Lady Carbury at dinner was all smiles and pleasantness. ... She sat between the bishop and her cousin, and was skilful enough to talk to each without neglecting the other. She had known the bishop before, and had on one occasion spoken to him of her soul. The first tone of the good man's reply had convinced her of her error, and she never repeated it. To Mr. Alf she commonly talked of her mind; to Mr. Broune of her heart; to Mr. Booker of her body--and its wants. She was quite ready to talk of her soul on a proper occasion, but she was much too wise to thrust the subject even on a bishop. (p.135)

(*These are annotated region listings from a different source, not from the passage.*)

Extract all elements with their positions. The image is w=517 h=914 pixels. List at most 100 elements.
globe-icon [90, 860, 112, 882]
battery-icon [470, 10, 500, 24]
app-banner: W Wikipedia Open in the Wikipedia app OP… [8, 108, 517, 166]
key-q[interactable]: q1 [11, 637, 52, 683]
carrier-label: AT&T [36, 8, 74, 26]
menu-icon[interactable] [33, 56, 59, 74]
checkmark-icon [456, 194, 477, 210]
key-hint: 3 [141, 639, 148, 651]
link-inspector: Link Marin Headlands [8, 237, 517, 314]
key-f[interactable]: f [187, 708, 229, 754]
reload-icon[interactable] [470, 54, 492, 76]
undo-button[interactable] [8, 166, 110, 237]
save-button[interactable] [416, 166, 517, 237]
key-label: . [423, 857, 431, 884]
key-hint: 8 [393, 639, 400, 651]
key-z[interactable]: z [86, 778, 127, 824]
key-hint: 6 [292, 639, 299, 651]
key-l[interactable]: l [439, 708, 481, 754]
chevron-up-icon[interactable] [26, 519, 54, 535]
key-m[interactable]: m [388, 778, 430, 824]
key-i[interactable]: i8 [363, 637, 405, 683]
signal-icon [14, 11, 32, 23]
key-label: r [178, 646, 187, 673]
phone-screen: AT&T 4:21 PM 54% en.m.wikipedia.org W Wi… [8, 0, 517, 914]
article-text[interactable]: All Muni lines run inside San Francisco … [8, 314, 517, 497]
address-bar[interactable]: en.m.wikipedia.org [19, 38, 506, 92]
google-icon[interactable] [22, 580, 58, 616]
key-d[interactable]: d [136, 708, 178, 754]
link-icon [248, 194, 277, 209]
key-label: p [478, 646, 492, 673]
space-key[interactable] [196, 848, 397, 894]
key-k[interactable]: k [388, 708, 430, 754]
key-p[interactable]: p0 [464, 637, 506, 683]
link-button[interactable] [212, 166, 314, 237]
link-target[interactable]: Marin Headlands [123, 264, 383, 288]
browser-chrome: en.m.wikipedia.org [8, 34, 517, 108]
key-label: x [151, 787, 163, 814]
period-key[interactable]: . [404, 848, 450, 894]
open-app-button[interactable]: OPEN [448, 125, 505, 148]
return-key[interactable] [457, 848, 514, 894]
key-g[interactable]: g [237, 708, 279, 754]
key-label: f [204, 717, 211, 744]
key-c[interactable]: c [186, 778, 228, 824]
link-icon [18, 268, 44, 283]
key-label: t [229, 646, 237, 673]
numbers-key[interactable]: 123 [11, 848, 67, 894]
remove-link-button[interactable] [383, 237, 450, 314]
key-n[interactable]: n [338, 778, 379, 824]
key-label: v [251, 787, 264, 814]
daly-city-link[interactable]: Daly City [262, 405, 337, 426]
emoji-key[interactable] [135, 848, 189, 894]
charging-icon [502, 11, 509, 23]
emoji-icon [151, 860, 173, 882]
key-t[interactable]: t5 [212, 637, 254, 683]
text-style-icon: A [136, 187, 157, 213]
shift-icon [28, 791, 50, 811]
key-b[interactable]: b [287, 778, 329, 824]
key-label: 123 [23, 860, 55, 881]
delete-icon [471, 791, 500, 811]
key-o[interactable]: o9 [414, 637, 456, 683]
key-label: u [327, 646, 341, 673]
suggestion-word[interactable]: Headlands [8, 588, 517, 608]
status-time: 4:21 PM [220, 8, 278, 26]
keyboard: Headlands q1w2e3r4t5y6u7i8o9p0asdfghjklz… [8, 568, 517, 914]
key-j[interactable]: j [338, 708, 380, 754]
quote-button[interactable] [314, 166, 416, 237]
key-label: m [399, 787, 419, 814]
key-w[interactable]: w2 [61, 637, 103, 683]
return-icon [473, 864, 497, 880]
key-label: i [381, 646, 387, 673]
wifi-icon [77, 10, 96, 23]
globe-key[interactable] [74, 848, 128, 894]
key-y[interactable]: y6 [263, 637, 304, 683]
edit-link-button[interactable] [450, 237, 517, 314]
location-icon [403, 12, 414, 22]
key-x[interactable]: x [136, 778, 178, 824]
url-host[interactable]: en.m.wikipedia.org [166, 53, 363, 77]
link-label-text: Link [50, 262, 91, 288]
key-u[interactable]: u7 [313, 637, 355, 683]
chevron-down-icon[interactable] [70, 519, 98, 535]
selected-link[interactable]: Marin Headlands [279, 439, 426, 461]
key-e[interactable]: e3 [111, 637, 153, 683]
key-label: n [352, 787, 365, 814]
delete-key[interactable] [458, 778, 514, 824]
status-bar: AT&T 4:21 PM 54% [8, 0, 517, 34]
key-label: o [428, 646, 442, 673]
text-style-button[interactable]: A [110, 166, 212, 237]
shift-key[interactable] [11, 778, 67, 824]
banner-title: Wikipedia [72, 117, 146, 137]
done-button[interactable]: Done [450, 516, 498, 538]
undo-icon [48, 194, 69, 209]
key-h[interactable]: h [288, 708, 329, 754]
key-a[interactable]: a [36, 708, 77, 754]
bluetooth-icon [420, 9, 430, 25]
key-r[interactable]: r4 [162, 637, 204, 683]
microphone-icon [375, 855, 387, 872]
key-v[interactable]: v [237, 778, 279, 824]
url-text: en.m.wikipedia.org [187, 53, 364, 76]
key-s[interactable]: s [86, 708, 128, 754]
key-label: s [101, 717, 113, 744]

Perhaps reading this passage out of context and not understanding Lady Carbury's personality it may be less funny. But you have to admit to the wit: of all the people one should be able to speak about their soul, it should be a bishop, no? And a Victorian lady thinking about her body's desires while she's talking to the bishop over dinner? It's scandalous, and delicious. These three named men are editors of newspapers whom she solicits for favorable reviews of her own writing. Can you see the double meaning in the text? Trollope is a novelist who has endured positive and negative reviews, who's writing about a woman who manipulates men in order to gain favorable opinion in their reviews of her books. It's clever, to say the least. I'm sure when I'm done with the book I'll write a review (for which no one tried to flatter me). I am convinced there is at least one character who is a "confirmed bachelor" (i.e. homosexual), and there is apparently a great BBC adaptation of the novel to watch too. Stay tuned for more.
1 comment:
Thanks for reminding me that I wanted to add the BBC version to my Netflix queue. I read the book two or three years ago and found it very satisfying and entertaining too.